妊娠初期のトラブル~流産~

 妊娠21週6日までの間に何らかの理由で妊娠の継続ができなくなった状態を「流産」と言います。
 完全に赤ちゃんの成長が止まってしまったり子宮の外に妊娠の組織が出てきてしまった場合が狭い意味の「流産」で、出血やお腹の痛みなどが出現して「流産しかかっている状態」が「切迫流産」です。
 切迫流産の主な症状は出血と下腹部痛です。妊娠のごく初期の切迫流産は薬による治療もできないので、基本的に安静にする事が一番の治療という事になります。
 週数や状態によっては、止血剤や子宮の収縮を抑える薬を使ったり、入院してしっかり安静が保てるようにする事もあります。

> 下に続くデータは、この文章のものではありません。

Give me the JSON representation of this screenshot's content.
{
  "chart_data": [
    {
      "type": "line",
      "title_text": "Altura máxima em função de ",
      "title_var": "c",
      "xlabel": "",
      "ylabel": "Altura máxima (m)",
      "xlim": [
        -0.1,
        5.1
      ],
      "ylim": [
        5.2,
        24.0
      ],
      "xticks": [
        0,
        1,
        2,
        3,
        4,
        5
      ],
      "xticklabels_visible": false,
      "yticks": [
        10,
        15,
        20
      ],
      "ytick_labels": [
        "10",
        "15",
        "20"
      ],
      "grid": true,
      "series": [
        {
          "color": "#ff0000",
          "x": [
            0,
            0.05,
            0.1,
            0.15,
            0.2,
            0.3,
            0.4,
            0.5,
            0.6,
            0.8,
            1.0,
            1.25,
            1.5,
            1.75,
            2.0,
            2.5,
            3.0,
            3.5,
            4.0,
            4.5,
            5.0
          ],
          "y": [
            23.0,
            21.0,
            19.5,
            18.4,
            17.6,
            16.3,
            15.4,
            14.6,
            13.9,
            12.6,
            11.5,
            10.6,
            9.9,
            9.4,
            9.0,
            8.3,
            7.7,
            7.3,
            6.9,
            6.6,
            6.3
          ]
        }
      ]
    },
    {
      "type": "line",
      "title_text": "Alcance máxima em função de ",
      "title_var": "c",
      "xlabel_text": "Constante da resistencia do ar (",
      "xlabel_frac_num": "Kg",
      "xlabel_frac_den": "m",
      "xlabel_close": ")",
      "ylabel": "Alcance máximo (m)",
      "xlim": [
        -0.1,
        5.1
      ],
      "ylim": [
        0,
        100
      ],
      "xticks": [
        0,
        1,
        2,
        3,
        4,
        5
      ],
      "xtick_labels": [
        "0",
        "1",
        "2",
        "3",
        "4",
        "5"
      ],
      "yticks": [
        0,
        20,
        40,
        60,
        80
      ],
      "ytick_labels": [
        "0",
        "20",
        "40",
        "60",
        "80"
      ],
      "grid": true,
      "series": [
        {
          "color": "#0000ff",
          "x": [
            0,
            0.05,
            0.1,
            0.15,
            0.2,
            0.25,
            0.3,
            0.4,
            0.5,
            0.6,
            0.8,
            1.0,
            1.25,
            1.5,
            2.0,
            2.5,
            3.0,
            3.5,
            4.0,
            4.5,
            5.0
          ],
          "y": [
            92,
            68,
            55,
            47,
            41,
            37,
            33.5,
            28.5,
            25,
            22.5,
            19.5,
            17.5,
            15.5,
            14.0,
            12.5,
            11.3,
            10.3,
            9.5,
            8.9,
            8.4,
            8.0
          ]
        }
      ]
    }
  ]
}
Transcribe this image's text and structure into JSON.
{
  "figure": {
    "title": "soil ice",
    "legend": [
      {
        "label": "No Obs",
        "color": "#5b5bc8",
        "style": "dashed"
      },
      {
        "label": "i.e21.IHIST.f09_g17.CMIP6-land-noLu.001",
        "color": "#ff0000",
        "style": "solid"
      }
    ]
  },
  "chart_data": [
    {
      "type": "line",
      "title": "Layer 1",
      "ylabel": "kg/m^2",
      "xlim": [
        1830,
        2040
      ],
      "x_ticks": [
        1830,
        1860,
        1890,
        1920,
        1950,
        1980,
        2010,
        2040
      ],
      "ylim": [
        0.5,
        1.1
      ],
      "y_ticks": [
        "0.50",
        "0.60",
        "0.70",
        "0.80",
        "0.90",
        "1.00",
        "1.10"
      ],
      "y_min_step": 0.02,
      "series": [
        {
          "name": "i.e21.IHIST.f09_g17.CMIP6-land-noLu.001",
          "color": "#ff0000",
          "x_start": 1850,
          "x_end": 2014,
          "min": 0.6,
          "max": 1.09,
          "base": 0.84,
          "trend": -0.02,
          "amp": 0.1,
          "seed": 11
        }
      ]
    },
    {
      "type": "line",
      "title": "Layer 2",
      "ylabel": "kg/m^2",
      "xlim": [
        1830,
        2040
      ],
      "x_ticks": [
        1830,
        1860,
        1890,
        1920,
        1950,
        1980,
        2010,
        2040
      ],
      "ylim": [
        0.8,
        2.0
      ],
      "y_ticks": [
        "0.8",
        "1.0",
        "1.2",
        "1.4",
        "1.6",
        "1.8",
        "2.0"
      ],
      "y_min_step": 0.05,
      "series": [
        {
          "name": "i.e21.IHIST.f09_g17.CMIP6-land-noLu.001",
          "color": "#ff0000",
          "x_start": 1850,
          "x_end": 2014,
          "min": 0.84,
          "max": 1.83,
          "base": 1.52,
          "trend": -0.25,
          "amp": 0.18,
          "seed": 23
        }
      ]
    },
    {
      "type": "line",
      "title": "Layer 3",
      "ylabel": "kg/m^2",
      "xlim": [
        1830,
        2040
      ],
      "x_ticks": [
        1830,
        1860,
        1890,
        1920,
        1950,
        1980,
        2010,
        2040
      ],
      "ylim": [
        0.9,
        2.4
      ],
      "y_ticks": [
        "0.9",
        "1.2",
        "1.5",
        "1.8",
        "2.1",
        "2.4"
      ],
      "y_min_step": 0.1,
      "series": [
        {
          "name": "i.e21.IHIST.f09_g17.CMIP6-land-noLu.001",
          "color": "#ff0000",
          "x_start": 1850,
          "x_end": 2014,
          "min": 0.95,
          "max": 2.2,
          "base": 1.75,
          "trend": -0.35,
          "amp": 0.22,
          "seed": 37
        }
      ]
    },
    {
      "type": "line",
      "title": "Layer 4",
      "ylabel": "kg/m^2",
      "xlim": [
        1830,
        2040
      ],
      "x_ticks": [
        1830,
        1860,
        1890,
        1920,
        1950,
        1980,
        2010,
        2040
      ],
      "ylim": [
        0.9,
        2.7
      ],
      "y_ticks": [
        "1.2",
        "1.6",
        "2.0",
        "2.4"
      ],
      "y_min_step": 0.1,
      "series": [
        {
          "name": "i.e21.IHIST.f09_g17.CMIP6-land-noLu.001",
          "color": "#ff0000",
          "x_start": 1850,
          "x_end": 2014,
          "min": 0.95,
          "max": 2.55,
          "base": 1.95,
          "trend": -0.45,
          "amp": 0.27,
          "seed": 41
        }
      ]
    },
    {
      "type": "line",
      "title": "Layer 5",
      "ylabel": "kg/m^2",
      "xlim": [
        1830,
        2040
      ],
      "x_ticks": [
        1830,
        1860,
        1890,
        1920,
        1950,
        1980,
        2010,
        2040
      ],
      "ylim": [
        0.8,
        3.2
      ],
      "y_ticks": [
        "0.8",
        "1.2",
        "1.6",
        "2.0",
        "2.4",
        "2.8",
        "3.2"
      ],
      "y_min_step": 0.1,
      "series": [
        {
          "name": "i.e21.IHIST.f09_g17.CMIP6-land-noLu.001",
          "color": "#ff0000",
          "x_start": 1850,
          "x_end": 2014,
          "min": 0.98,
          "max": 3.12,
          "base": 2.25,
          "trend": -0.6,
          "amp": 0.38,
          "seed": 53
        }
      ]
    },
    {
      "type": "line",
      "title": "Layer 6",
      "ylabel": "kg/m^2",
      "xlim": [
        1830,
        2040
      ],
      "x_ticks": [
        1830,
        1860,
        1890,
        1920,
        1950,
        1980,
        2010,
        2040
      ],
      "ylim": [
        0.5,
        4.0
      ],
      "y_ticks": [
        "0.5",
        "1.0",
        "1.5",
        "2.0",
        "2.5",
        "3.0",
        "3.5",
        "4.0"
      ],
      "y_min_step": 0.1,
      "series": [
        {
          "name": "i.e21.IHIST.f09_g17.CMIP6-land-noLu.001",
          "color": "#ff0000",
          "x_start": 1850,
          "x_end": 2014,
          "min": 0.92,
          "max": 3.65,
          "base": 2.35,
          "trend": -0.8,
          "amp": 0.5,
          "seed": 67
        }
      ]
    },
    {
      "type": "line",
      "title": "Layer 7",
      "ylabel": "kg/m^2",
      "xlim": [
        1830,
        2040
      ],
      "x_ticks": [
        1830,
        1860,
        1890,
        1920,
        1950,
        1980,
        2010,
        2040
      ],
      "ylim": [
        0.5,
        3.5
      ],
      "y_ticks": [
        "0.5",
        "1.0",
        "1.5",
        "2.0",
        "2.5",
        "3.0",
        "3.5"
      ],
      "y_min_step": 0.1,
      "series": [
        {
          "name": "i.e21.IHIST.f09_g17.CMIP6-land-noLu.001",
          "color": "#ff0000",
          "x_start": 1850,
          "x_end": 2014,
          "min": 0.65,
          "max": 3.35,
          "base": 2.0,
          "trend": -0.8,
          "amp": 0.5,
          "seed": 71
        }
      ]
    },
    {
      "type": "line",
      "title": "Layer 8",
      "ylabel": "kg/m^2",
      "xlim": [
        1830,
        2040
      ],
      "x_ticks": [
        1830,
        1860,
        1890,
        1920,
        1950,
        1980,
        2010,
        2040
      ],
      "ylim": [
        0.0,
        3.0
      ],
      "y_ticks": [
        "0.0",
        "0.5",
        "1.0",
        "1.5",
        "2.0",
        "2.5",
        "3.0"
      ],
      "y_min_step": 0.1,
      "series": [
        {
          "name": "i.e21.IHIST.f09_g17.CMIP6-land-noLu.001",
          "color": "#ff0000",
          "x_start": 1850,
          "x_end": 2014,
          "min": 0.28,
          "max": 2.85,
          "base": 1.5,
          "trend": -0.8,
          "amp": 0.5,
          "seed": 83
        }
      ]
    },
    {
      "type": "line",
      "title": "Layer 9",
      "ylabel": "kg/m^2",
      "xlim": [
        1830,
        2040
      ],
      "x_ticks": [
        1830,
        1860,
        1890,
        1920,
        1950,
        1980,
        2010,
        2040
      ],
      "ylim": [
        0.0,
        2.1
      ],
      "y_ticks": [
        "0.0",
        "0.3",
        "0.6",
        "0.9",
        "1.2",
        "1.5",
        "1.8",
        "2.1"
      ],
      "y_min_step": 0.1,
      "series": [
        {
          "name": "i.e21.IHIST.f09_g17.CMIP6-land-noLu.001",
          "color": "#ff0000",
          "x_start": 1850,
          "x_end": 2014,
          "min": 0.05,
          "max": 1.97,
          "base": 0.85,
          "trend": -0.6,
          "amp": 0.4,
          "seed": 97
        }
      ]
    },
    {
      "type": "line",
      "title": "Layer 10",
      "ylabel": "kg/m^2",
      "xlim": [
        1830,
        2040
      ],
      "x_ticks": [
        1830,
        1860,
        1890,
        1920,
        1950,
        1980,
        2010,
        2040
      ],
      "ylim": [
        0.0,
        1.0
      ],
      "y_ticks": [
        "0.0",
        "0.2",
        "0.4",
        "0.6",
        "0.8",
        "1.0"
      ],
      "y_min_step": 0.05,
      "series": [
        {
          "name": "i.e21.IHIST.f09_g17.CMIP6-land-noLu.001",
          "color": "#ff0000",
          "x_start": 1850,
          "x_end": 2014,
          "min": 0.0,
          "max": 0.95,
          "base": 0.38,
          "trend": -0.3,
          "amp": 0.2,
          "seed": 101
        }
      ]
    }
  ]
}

 流産の中でも、さらに細かく分類された言い方があります。
  初期流産=流産の中でも妊娠初期(12週まで)の流産
  完全流産=自然に妊娠組織が全て子宮外に出た場合
  進行流産=自然に妊娠組織が出かかって出血が続いている場合
  稽留流産=胎児心拍は止まっているが妊娠組織が子宮内にとどまっている場合
 最も多くみられるのは、初期の稽留流産です。少量の出血や腹痛が出ることもありますが、自覚症状が全くなく受診してみたら胎児心拍が見えないと言われるケースも珍しくありません。
 初期の流産は、約7分の1の確率で起きるので、一般の方が想像するより多いものなのです。原因のほとんどは偶発的におきる染色体の異常で、予防できるものではありません。
 流産はご本人にとっては非常にショックが大きいことが多く、何がいけなかったのかと自分を責めがちですが、食べ物や生活習慣のせいではなく受精卵の染色体異常によるものですから、心配する必要はありません。
 流産を3回以上繰り返す場合は「習慣流産」といって、免疫機能やホルモンに原因となる異常がないか検査をしたり、流産予防の治療をする対象となります。